At this time, only those who held freeholds of land had an entitlement in the Scottish county representative system. Many landowners, assisted by ingenious lawyers, created ‘titles’ to areas of land. These ‘titles’ did not confer any ownership of the land, but they did confer the right to vote in that county’s election. Such ‘titles’ were in demand among the professional classes who owned no land of their own, such as lawyers, bankers, and merchants, as they were thus able to participate in the Parliamentary process. These fictitious or ‘parchment’ votes resulted in a proliferation of voters, but many with no genuine stake in the county. The going rate in Dunbartonshire in 1821 was reckoned to be £1,400, and thus a lucrative scheme for landowners. When the subject was discussed in 1831, as part of Lord Grey’s proposed Scottish reform bill, it was stated that in Buteshire only two of the 19 enrolled freeholders owned any landed property in the county.
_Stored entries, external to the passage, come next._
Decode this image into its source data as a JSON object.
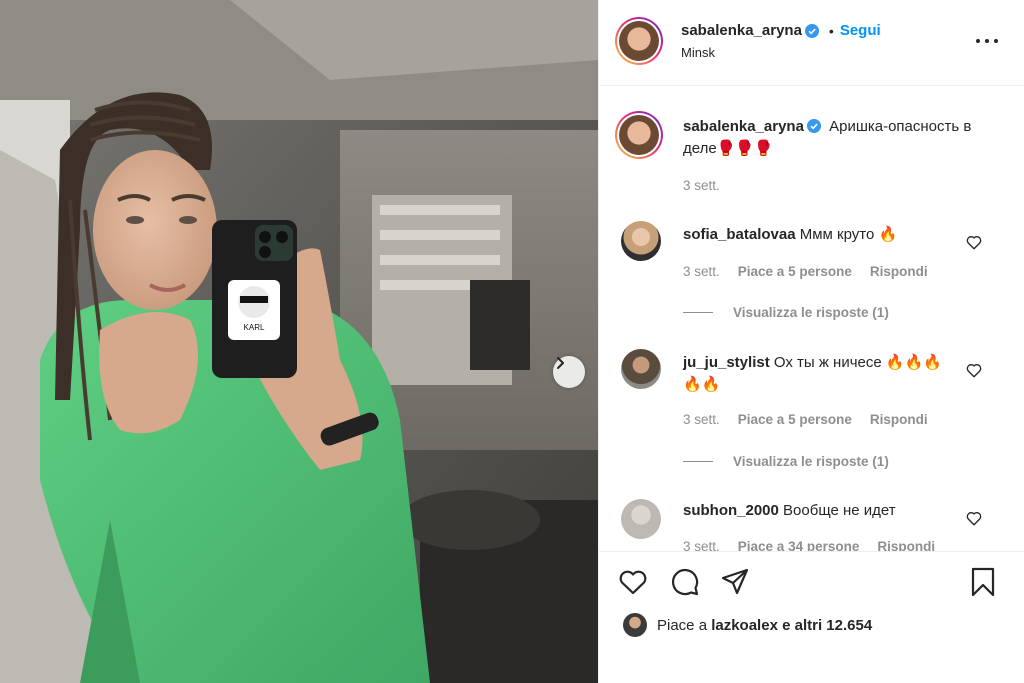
{
  "post": {
    "photo_alt": "mirror selfie",
    "phone_case_text": "KARL",
    "header": {
      "username": "sabalenka_aryna",
      "separator": "•",
      "follow_label": "Segui",
      "location": "Minsk"
    },
    "caption": {
      "username": "sabalenka_aryna",
      "text": "Аришка-опасность в деле🥊🥊🥊",
      "time": "3 sett."
    },
    "comments": [
      {
        "username": "sofia_batalovaa",
        "text": "Ммм круто 🔥",
        "time": "3 sett.",
        "likes": "Piace a 5 persone",
        "reply": "Rispondi",
        "view_replies": "Visualizza le risposte (1)"
      },
      {
        "username": "ju_ju_stylist",
        "text": "Ох ты ж ничесе 🔥🔥🔥🔥🔥",
        "time": "3 sett.",
        "likes": "Piace a 5 persone",
        "reply": "Rispondi",
        "view_replies": "Visualizza le risposte (1)"
      },
      {
        "username": "subhon_2000",
        "text": "Вообще не идет",
        "time": "3 sett.",
        "likes": "Piace a 34 persone",
        "reply": "Rispondi"
      }
    ],
    "likes_line": {
      "prefix": "Piace a ",
      "user": "lazkoalex",
      "suffix": " e altri 12.654"
    },
    "colors": {
      "follow": "#0095f6",
      "secondary": "#8e8e8e",
      "primary": "#262626",
      "verified": "#3897f0"
    },
    "icons": [
      "heart-icon",
      "comment-icon",
      "share-icon",
      "bookmark-icon",
      "more-icon",
      "next-arrow-icon",
      "verified-badge-icon"
    ]
  }
}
Although legislation was introduced to curb the manufacture of parchment votes, resourceful Scottish lawyers devised new ways of evading the sanction. In 1837, a Parliamentary Select Committee again investigated ‘fictitious votes’ and a number of Albany Street residents appear in the list of individuals holding such votes, including Hugh Bruce (Number 22), Robert Ogilvie (Number 53) and Thomas Johnstone (Number 37). Johnstone was listed as having such a vote for the County of Peebles, although he had no genuine stake in the county. The fact that Johnstone was a solicitor, and would become President of the Society of Solicitors in Scotland, did not deter him from participating in the corrupt system. The term for this abuse changed to ‘faggot voters’ and Henry and Charles Burt (Number 44), whose deceased father had been a High Constable of Edinburgh and a Commissioner of Police, were named in a newspaper article under the headline: ‘New Tory Faggots for Midlothian’. A caption that would be very much misconstrued today!
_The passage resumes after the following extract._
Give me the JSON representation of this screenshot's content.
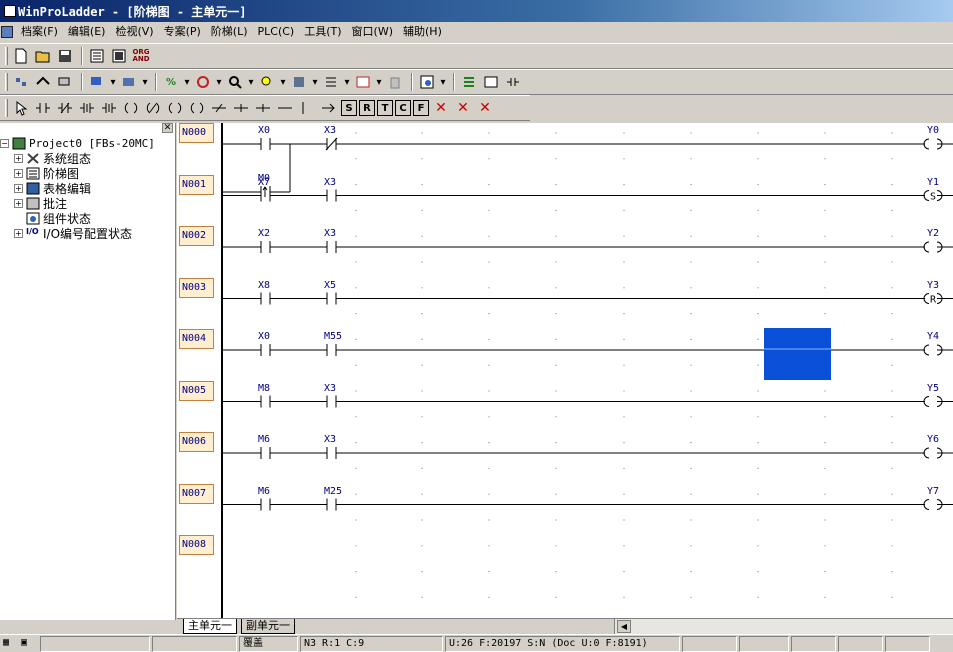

Lord Grey’s Reform Act of 1832 (painting marking the passing of Lord Grey’s Reform Act in Parliament by Sir George Hayter – collection National Portrait Gallery) was designed to end this practice, but slipshod drafting of the sections of the Act led to the manufacture of even more such votes. It was not until Third Reform Act in 1884 that the practice was fully ended by, instead, giving a vote to all men paying an annual land rental of £10 or holding land valued at £10. Of course, universal suffrage did not come until much later.